Likewise, in Washington the defendant was charged with Burglary in the First Degree, and complained of the trial court’s refusal to instruct upon the crime of Theft in the Second Degree. In Washington the court does mention, in passing, ORS 136.460 but the case was not concerned with application of that statute, and the discussion of the case was in terms of the provisions of ORS 136.465.

There is nothing in Duffy to indicate this court was dealing with "a crime consisting of different degrees.” As a matter of fact the crime there charged was not a crime consisting of different degrees; therefore, there was no situation calling for the application of ORS 136.460. In Duffy (he defendant complained of the failure to instruct upon the offense of an attempt to commit the crime actually charged. There was no reason to discuss Section 13-946, Oregon Code 1930 (the then version of ORS 136.460), and the court did not discuss that statute at all. Anything the court might have said concerning that statute would have been dictum. As a matter of fact, the defendant had not requested that the trial court instruct on "any lesser grades” of the crime charged. Duffyh&s nothing to do with the statute in question. Duffy vise concerned only with whether the court, on its own volition, should have instructed upon the crime of "attempt” to commit the crime charged.

The majority then turns to State v. Wilson, 182 Or 681, 189 P2d 403 (1948). In that case the defendant was indicted for murder in the first degree under the felony-murder statute and complained upon appeal of the refusal of the trial court to instruct "as to the degrees of homicide under the statutes of Oregon.” It is true that the court mentions both § 26-947, *478O.C.L.A. (now ORS 136.460) and § 26-948, O.C.L.A. (now ORS 136.465) in discussing that assignment of error; however, the court, just as does the majority here, fails to recognize that the two sections deal with different concepts. Moreover, the opinion is tied up with matters peculiar to the fact that the crime charged was not "classical” murder in the first degree, i.e., an intentional homicide committed with premeditation and deliberation and with malice aforethought.
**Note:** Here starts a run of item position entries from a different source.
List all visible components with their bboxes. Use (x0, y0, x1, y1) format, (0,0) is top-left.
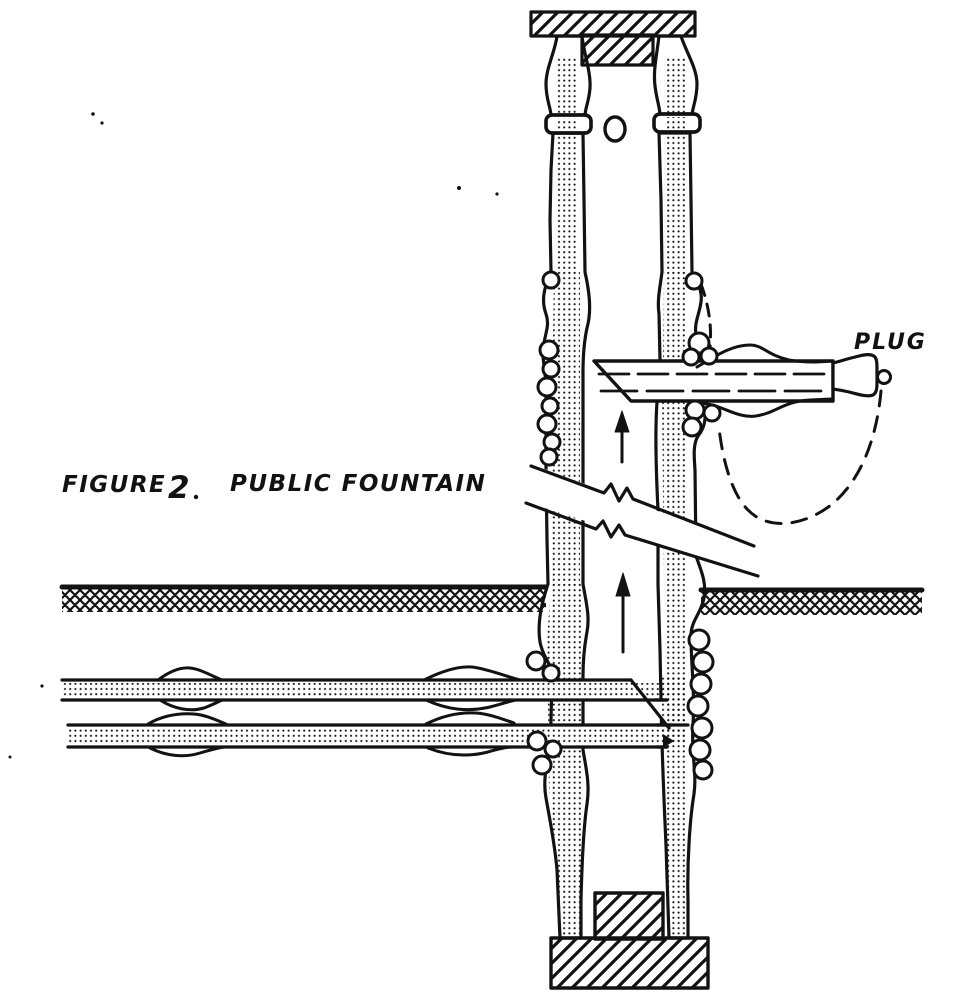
right-pipe-water-1 (664, 133, 687, 273)
ceiling-plate (531, 12, 695, 36)
base-footing (551, 938, 708, 988)
flow-arrow-up-icon (616, 573, 630, 652)
left-pipe-upper-water (556, 56, 577, 116)
dashed-jet-trajectory (719, 391, 881, 523)
figure-number: 2 (168, 470, 190, 506)
upper-supply-water (62, 683, 667, 698)
figure-title: PUBLIC FOUNTAIN (230, 471, 487, 497)
base-center-block (595, 893, 663, 939)
ground-left (62, 587, 546, 612)
vent-hole (605, 117, 625, 141)
ground-right (701, 590, 922, 615)
right-collar-water (665, 117, 686, 129)
left-pipe-water-1 (556, 133, 578, 273)
right-pipe-upper-water (664, 56, 686, 116)
right-pipe-water-2 (663, 272, 687, 360)
plug-cone (833, 355, 877, 396)
spout-assembly (594, 273, 927, 523)
plug-knob (878, 371, 891, 384)
supply-pipes (62, 652, 688, 774)
left-pipe-water-4 (547, 584, 582, 938)
plug-label: PLUG (854, 330, 927, 355)
ink-speckles (9, 112, 499, 758)
figure-caption (62, 470, 486, 506)
figure-label: FIGURE (62, 472, 167, 498)
ceiling-block (582, 35, 653, 65)
left-collar-water (556, 118, 577, 130)
flow-arrow-up-icon (615, 411, 629, 462)
right-standpipe (654, 36, 705, 938)
ground-line (62, 587, 922, 615)
lower-supply-water (68, 729, 686, 744)
spout-pipe (594, 361, 833, 401)
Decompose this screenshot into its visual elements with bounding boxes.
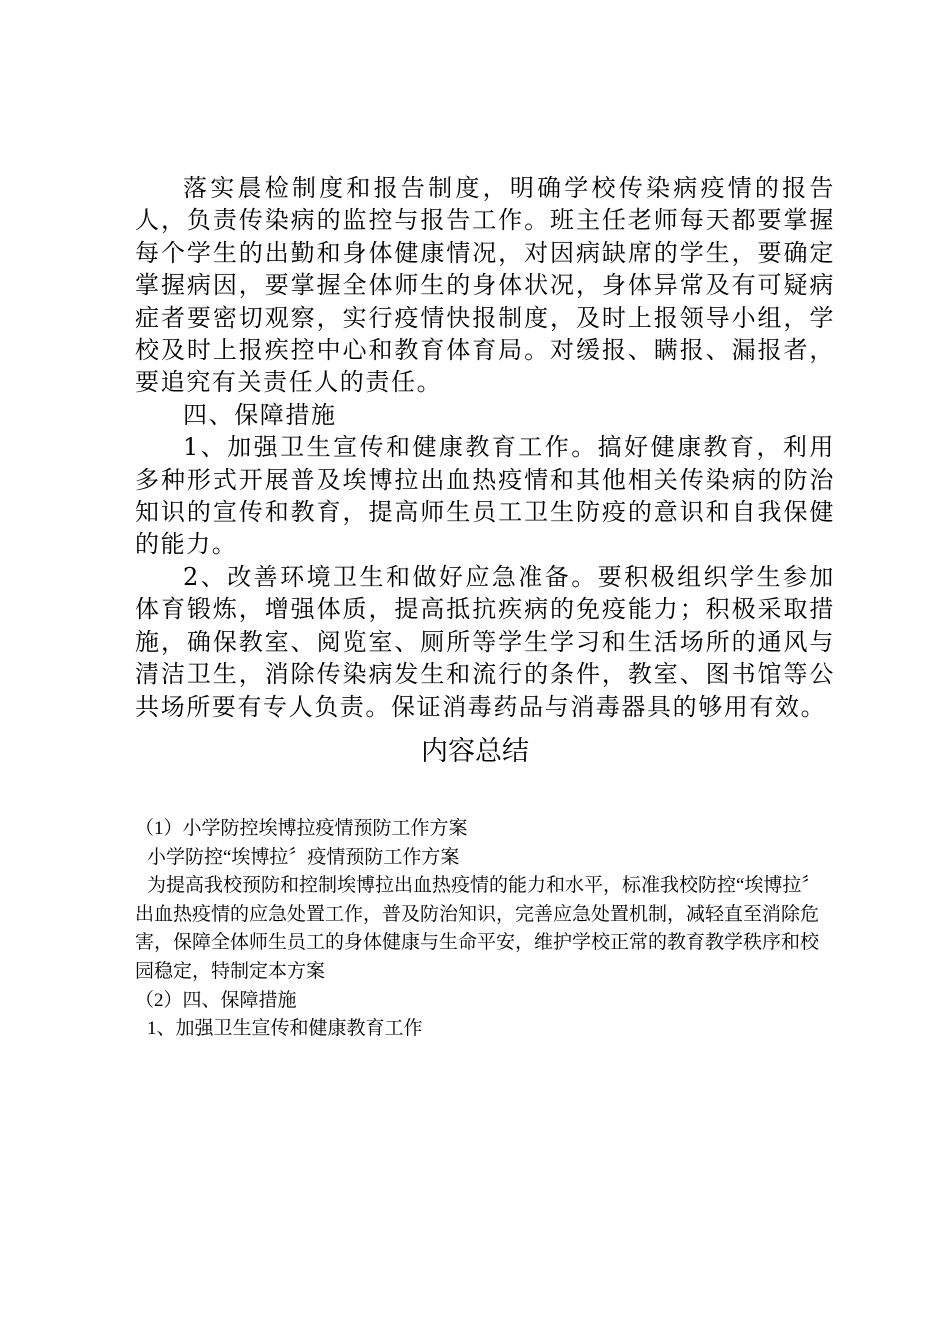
- summary-line-5: 1、加强卫生宣传和健康教育工作: [147, 1018, 423, 1040]
- paragraph-morning-check: 落实晨检制度和报告制度，明确学校传染病疫情的报告人，负责传染病的监控与报告工作。班主任老师每天都要掌握每个学生的出勤和身体健康情况，对因病缺席的学生，要确定掌握病因，要掌握全体师生的身体状况，身体异常及有可疑病症者要密切观察，实行疫情快报制度，及时上报领导小组，学校及时上报疾控中心和教育体育局。对缓报、瞒报、漏报者，要追究有关责任人的责任。: [135, 174, 835, 397]
- paragraph-environment-hygiene: 2、改善环境卫生和做好应急准备。要积极组织学生参加体育锻炼，增强体质，提高抵抗疾病的免疫能力；积极采取措施，确保教室、阅览室、厕所等学生学习和生活场所的通风与清洁卫生，消除传染病发生和流行的条件，教室、图书馆等公共场所要有专人负责。保证消毒药品与消毒器具的够用有效。: [135, 562, 835, 721]
- summary-section: [135, 815, 825, 1044]
- paragraph-health-education: 1、加强卫生宣传和健康教育工作。搞好健康教育，利用多种形式开展普及埃博拉出血热疫情和其他相关传染病的防治知识的宣传和教育，提高师生员工卫生防疫的意识和自我保健的能力。: [135, 433, 835, 559]
- summary-heading: 内容总结: [421, 736, 529, 767]
- summary-line-4: （2）四、保障措施: [135, 989, 297, 1011]
- summary-line-1: （1）小学防控埃博拉疫情预防工作方案: [135, 818, 468, 839]
- summary-line-3: 为提高我校预防和控制埃博拉出血热疫情的能力和水平，标准我校防控“埃博拉〞出血热疫情的应急处置工作，普及防治知识，完善应急处置机制，减轻直至消除危害，保障全体师生员工的身体健康与生命平安，维护学校正常的教育教学秩序和校园稳定，特制定本方案: [135, 875, 821, 982]
- summary-line-2: 小学防控“埃博拉〞疫情预防工作方案: [147, 846, 460, 868]
- section-heading-safeguards: 四、保障措施: [183, 400, 337, 429]
- body-text: [135, 172, 835, 723]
Rather, the successful prosecution of the charge of first degree murder depended upon a showing that the homicide was committed while defendant was attempting robbery of the victim. There is nothing to indicate that the court was concerned with an analysis of the very language of the statute. Instead the court flung itself into a discussion of case law with no attempt to inform the reader whether the cases dealt with statutes having the same language as does ORS 136.460.

The terms of ORS 136.460 are relatively clear. The legislature has made a policy decision that where a defendant is charged with a crime consisting of different degrees, the jury is empowered to find him not guilty of the degree charged and guilty of any inferior degree. Here defendant was charged with Escape in the Second Degree and asked that the jury be allowed to consider whether he was not guilty of that charge and guilty of Escape in the Third Degree and thereby exercise the power legislatively granted. The majority analyzes his claim of error as if he sought an instruction on a lesser included offense. That analysis is simply not in point. Defendant was entitled to have the jury instructed as he requested.

I dissent from that portion of the opinion.